Instant.ly’s page is an outstanding example of an interactive product demo because it illustrates the key features and benefits of uSamp’s products, without drowning potential customers in technical or salesheavy content. The demo is timely and exciting, and it encourages customers to share the page with their social networks or to sign up for a full-scale product demo for more information.
“The Instant.ly Daily Presidential Tracking Poll represented a great way to showcase how quickly companies can tap into consumer opinions. Today’s socially engaged consumers are more willing than ever to share their opinions online, and Instant.ly gives companies direct access to millions of consumers on demand, letting them literally ask any questions — such as how they plan to vote or what movie they might see this weekend — in real time. Live consumer sentiment from targeted groups of consumers is the future of interactive online content.” — Justin Wheeler, Vice President & General Manager, uSamp
As companies continue to publish libraries of information, the Web will only become more saturated with copycat content. Creating interactive content, however, is not yet a widely adopted practice and presents an opportunity for smaller B2B businesses that do it well. With a little bit of interactive content, your company can cut through the noise and spur much more meaningful customer interactions and conversations.

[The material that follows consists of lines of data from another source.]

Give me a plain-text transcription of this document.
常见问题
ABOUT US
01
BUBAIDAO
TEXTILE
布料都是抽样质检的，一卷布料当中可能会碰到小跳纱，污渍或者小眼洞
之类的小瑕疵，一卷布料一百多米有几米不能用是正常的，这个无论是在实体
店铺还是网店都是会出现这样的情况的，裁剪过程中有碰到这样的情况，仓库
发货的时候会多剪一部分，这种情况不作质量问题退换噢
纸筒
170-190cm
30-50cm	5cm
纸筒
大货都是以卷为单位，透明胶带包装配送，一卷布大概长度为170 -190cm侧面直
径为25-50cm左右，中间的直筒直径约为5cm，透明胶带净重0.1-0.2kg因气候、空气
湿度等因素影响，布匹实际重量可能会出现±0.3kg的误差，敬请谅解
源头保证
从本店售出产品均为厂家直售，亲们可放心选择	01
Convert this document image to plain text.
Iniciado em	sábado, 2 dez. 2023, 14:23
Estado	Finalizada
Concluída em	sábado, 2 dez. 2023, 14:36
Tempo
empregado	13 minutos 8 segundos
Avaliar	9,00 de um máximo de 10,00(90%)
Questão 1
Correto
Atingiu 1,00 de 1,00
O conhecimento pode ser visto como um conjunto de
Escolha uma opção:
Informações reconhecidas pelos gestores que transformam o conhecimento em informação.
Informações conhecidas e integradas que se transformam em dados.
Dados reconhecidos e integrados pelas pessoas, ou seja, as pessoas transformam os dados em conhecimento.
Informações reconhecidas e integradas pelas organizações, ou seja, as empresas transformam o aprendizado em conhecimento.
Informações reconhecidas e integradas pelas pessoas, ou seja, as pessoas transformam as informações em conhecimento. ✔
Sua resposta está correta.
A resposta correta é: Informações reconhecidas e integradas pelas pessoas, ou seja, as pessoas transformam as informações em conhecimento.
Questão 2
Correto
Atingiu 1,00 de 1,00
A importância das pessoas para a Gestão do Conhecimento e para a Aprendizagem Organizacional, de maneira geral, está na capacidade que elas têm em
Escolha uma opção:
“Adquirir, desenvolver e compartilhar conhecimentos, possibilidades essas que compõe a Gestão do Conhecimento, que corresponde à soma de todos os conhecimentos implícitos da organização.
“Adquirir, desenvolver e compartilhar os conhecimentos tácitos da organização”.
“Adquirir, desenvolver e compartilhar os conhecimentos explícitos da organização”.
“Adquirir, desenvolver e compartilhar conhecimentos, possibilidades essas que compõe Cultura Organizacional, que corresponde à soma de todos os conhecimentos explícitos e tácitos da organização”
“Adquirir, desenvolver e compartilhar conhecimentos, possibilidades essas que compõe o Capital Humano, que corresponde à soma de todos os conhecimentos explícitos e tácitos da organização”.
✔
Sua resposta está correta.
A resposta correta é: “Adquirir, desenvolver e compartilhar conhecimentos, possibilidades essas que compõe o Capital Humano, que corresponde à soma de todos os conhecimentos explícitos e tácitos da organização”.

While the scale and sophistication of some of the projects in this report — specifically, IBM’s apps and Salesforce.com’s video — might not be realistic for your growing B2B business, your company can learn from those examples and tailor its own content accordingly. With some creativity, your business can
put an interactive spin on almost any type of content, including whitepapers, podcasts, blog posts, and case studies.
The goal of interactive content is to provide a unique personal experience that your customers and prospects might not expect from more traditional forms of content. Again, that does not mean you need to reinvent the wheel. It simply means that you should consider incorporating new features that make your content more engaging and dynamic.